After exploring the UMMA, I came out of the museum realizing the many frames of presentation I was in under while looking at the art work. Visually, the architectural framing of the building and the frames of its interior contribute a lot to the influence of the artwork for the viewers. For example, the newer section is surrounded by glassy walls and quite modern-looking architecture that peppered in, at least to me, a contemporary feeling towards the presented art even if they're not supposed to be contemporary art. Inside the building, the walls were plain & blank and didn't try to communicate too much to the viewers, as if to block an interaction between the actual interior space and the art objects. The museum tried to give a respectable section of space frame for every work because I felt like they believed that each art and idea is uniquely their own and should not blend together with any other object in and at the museum, and the only framing and grouping the museum allows for the art pieces are the different collection sections they're placed under.
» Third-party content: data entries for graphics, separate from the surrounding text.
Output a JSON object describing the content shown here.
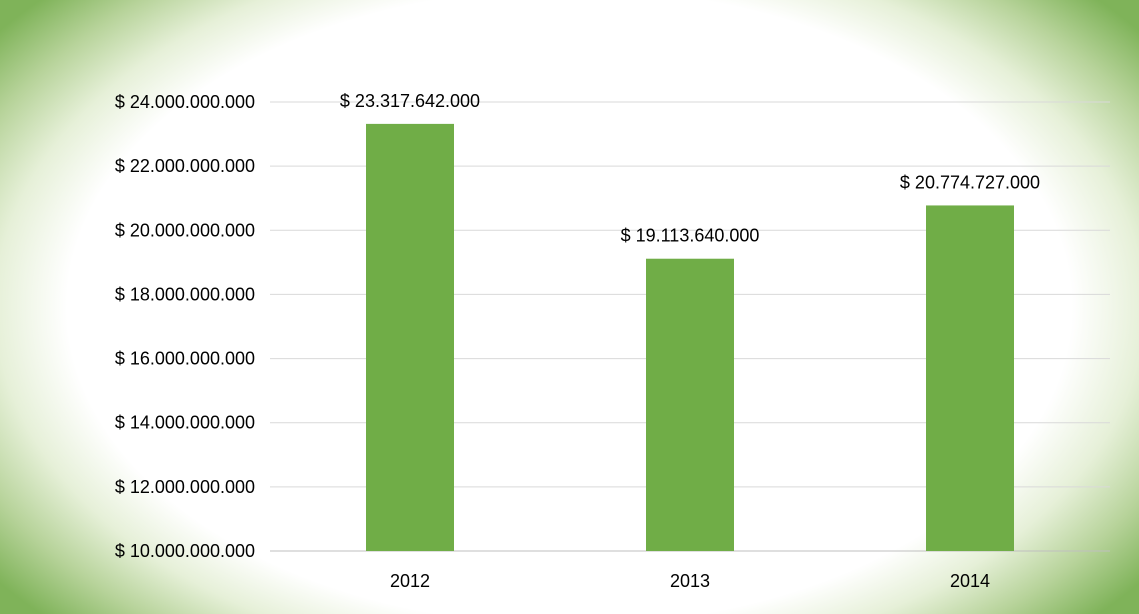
{
  "chart_data": {
    "type": "bar",
    "title": "",
    "xlabel": "",
    "ylabel": "",
    "categories": [
      "2012",
      "2013",
      "2014"
    ],
    "values": [
      23317642000,
      19113640000,
      20774727000
    ],
    "data_labels": [
      "$ 23.317.642.000",
      "$ 19.113.640.000",
      "$ 20.774.727.000"
    ],
    "ylim": [
      10000000000,
      24000000000
    ],
    "y_ticks": [
      10000000000,
      12000000000,
      14000000000,
      16000000000,
      18000000000,
      20000000000,
      22000000000,
      24000000000
    ],
    "y_tick_labels": [
      "$ 10.000.000.000",
      "$ 12.000.000.000",
      "$ 14.000.000.000",
      "$ 16.000.000.000",
      "$ 18.000.000.000",
      "$ 20.000.000.000",
      "$ 22.000.000.000",
      "$ 24.000.000.000"
    ],
    "grid": true,
    "legend": "none",
    "bar_color": "#70ad47"
  }
}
It's under this kind of notion of respecting something and its space that art museum goers tend to be quiet and silent.

For my project, I'm interested in how garments frame the body and what kind of impression they leave for an individual. I'm going to find a old-fashioned garment or a very specific event garment (such as a wedding dress) and alter it using only the materials provided by the garment into something that tells a completely different impression or culture from its original form. I plan to find a way to use every piece of material on the original garment to create the new form.

Tuesday, February 22, 2011

UMMA, hidden patterns

I was happy that my photos fit right in line with what we talked about last class. Art museums really should have other ways of organizing pieces. Personally, I try to organize things in my mind in other ways automatically. In this case, I was drawn to work with zig zag patterns. What if a museum organized the work by pattern? Or color? Please excuse the pixelated quality of the pictures. I had to photograph them with my phone, and then take pictures of those with a point and shoot...Enjoy!

Eliana







The video contains pieces of what I have been filming throughout the semester. My purpose is to capture (frame) certain objects, people, and whatever I feel like! Originally I wanted to frame innocence and reality, by filming random things and people I come in contact with. When you watch a movie, usually you have an idea of what you will be watching, and the plot. I think it is more interesting when you have no idea what you are watching, but can create a scenario of your own instead. I'm not sure that this is very conceptual yet, but i've changed my idea many times.
I may change my focus to what we discussed in class on Monday. I was very interested in how artwork can be framed differently, and "taking it off the walls."

Apparently the video is too large to upload or something....
I will just show it tomorrow in class!!!!